当柜子门被惊慌失措的柳如嫣一把扯开时。
当季凌看着柳如嫣的表情从惶然变成疑惑再到怒不可遏时。
当季凌看着柳如嫣怒的咬牙切齿身子发抖一张脸飞速的红了起来时。
季凌只觉得万事皆休,甚至一时间无力感冲斥己身。
关羽之歌在脑子里翁然响了起来。
只恨不得,自己的日子就此下线算了。
剩下的戏份一半由孙乾来演,另一半由关平来演。
一时以手拂面,心内凄然只道“坏了坏了,这下坏了”“好了好了,这下好了。”
他心内凄然叹息连连,听着走廊里脚步声快速传来,只得伸手拉起柳如嫣气得发抖的胳膊,连忙道
“师姐!”
“那个……白玉宝!白玉宝马上就进来了!”
“先藏进来再说!”
他一扯,柳如嫣咬牙切齿的随之藏了进来。
仿佛亲手拽了一只充满了杀意怒气滔天的女鬼进避难所一般。
柜子门关上,一时间柜子内气氛诡异到了极点。
砰!
房门一时间被骤然暴力推开,一股阴冷的杀意随之弥漫满屋。
白欺霜的义父白玉宝,缓缓迈步入屋,双目一时扫过满屋。
随之,他的目光停留在了屋内的白欺霜身上。
见白欺霜一脸楞相的整个人泡在浴桶里,他显示转过了头,随之沉声问道
“霜儿,你刚刚找为父要钱,不是说还他人钱吗?”
“怎会一转眼就在这里泡澡了?”
白欺霜的脑子第一是根本不晓得那么复杂的事情的,刚刚柳如嫣和她说的那么多那么多,她其实只知道父亲杀人了,接下来要杀柳姐姐,仅此而已。
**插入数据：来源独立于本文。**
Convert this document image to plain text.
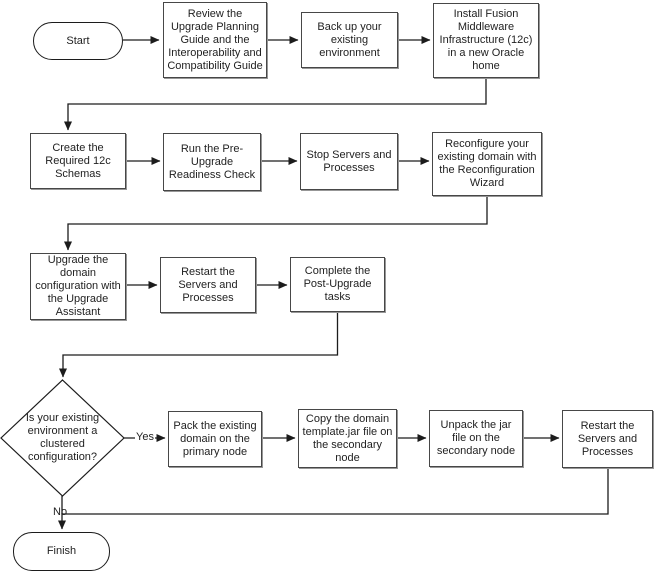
Start
Review the Upgrade Planning Guide and the Interoperability and Compatibility Guide
Back up your existing environment
Install Fusion Middleware Infrastructure (12c) in a new Oracle home
Create the Required 12c Schemas
Run the Pre-Upgrade Readiness Check
Stop Servers and Processes
Reconfigure your existing domain with the Reconfiguration Wizard
Upgrade the domain configuration with the Upgrade Assistant
Restart the Servers and Processes
Complete the Post-Upgrade tasks
Is your existing environment a clustered configuration?
Pack the existing domain on the primary node
Copy the domain template.jar file on the secondary node
Unpack the jar file on the secondary node
Restart the Servers and Processes
Finish
Yes
No
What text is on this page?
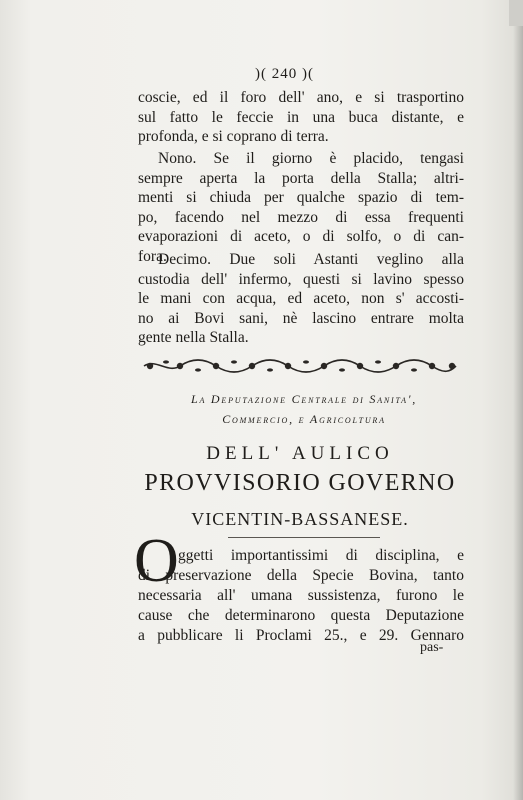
)( 240 )(
coscie, ed il foro dell' ano, e si trasportino
sul fatto le feccie in una buca distante, e
profonda, e si coprano di terra.
Nono. Se il giorno è placido, tengasi
sempre aperta la porta della Stalla; altri-
menti si chiuda per qualche spazio di tem-
po, facendo nel mezzo di essa frequenti
evaporazioni di aceto, o di solfo, o di can-
fora.
Decimo. Due soli Astanti veglino alla
custodia dell' infermo, questi si lavino spesso
le mani con acqua, ed aceto, non s' accosti-
no ai Bovi sani, nè lascino entrare molta
gente nella Stalla.
La Deputazione Centrale di Sanita',
Commercio, e Agricoltura
DELL' AULICO
PROVVISORIO GOVERNO
VICENTIN-BASSANESE.
O ggetti importantissimi di disciplina, e
di preservazione della Specie Bovina, tanto
necessaria all' umana sussistenza, furono le
cause che determinarono questa Deputazione
a pubblicare li Proclami 25., e 29. Gennaro
pas-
她那先前几乎完全没说过谎话的大脑飞速运转,勉强至极的吐出了一个理由。
“我……”
“我……”
“父亲,就是刚刚还了账,觉得心情好,然后就……泡澡了。”
“嗯,父亲,您不是要找柳姐姐吗?”
“那就去吧!去吧!”
白玉宝虽说没看着自己闺女眼下这勉强说瞎话的样子,但完全能想想,必然是一张白皙小脸憋得涨红,手指头扣着头发,一副为难的没变的可爱样子。
他笑着点头,随即应声道
“好好好,心情好,所以泡澡。”
“呵呵,这样,如你所说,为父呢先去其他房间看看。”
“随后,再回来找你。”
说着白玉宝迈步出屋,从外面关上了房门。
他自然是知道女儿在房中洗澡是为了当个挡箭牌,替那个女人吸引火力。
但,若是当着女儿的面把人抓出来杀掉,未免也太不好了。
所谓天底下的恶人没有不希望孩子学好的,哪怕是凡间的土匪,都不会当着孩子面杀人,人之共性。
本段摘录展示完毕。